ASEAN as a System, Not a Set of Pieces

Indonesia also has to manage the geopolitical dimension carefully. ASEAN’s value as a supply chain platform depends partly on its ability to stay open to multiple partners without being forced into rigid blocs. That doesn’t mean neutrality in everything. It means strategic autonomy through diversification.

The way to keep autonomy is to strengthen ASEAN’s internal cohesion—so external powers engage the region as a system, not as isolated pieces. A more integrated ASEAN reduces the temptation for major powers to negotiate supply chains country-by-country. It raises ASEAN’s bargaining power across the board.

The worst outcome for ASEAN in 2026 is not that it becomes “pro” one side or another. The worst outcome is that it becomes passive—reacting to tariff shifts, industrial policy battles, and supply chain rerouting without shaping any of them.

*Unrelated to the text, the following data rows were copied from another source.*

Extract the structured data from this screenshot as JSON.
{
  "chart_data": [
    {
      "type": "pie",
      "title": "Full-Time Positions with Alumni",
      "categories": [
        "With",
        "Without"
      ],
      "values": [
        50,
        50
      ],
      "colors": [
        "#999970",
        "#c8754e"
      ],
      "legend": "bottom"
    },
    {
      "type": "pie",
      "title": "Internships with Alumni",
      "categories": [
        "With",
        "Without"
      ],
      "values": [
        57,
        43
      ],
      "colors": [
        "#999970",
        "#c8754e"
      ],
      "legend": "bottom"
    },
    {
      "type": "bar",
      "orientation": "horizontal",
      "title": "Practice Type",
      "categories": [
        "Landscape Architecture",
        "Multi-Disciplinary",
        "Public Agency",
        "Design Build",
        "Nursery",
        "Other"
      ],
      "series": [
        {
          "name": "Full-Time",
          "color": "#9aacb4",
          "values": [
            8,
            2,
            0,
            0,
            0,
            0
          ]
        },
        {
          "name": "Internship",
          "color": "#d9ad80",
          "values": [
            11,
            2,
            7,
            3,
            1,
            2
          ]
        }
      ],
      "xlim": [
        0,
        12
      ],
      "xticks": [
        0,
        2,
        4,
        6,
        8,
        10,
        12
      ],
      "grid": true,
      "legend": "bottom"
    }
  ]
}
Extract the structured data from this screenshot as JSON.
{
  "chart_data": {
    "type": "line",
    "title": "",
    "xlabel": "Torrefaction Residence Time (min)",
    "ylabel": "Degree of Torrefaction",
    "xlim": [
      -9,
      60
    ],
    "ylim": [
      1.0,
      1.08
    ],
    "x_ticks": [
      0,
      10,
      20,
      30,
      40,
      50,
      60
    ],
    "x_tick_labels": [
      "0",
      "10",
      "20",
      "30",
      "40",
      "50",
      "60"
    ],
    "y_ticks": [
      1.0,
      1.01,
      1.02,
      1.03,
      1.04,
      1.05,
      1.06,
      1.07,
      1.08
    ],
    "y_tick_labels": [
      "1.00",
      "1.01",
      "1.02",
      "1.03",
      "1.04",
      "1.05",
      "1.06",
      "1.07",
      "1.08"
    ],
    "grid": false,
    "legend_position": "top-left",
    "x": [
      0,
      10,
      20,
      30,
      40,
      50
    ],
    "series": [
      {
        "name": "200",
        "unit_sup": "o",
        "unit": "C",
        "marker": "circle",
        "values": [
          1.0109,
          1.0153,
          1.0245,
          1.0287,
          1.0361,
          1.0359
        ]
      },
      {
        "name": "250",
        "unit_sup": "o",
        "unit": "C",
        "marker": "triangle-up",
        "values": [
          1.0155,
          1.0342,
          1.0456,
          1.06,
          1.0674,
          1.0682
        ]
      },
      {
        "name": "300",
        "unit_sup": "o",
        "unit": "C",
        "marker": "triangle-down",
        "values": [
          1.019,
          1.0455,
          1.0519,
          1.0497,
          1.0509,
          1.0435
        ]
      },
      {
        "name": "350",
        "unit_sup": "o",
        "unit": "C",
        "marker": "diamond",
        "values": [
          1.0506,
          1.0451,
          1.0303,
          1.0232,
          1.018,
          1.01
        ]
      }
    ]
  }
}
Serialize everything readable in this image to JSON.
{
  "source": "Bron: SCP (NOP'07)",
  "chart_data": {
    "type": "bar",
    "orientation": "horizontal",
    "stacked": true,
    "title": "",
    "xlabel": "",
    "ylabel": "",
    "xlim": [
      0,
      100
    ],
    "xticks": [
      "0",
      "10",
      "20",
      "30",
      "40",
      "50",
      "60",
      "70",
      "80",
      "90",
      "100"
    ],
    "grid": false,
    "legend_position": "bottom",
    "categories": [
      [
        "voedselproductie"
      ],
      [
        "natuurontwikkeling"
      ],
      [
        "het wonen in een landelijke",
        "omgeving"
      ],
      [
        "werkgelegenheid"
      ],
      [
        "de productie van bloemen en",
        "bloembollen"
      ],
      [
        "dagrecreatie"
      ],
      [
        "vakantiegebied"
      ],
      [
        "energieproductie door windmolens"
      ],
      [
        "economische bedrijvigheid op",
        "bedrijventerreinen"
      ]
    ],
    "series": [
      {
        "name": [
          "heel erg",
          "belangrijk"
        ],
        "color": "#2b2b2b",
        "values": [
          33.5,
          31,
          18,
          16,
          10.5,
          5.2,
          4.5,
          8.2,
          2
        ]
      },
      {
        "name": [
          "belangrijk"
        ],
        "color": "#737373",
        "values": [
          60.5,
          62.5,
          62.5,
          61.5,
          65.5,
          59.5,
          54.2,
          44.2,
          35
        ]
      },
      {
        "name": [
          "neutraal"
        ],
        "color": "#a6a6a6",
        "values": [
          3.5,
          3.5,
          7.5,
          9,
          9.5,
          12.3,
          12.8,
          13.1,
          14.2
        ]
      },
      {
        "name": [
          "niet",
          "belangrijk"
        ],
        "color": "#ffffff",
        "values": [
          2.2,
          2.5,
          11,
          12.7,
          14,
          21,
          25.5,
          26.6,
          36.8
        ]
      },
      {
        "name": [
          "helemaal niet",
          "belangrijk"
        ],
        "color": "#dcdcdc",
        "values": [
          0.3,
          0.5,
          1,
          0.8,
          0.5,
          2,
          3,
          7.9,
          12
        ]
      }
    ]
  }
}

The Strategic Bargain for Indonesia

The Indonesian move in 2026 is a simple concept, though a difficult task, to return ASEAN to a singular production ecosystem. The move increases Indonesia’s bargaining power, its range of economic possibilities, and the difficulty of marginalizing the region. In a world that is increasingly fragmented, the key to relevance is managing complexity.

ASEAN doesn’t need perfection. It needs intention. And Indonesia is the only member that can realistically supply it—if it decides to stop acting like an anchor and start acting like a rudder.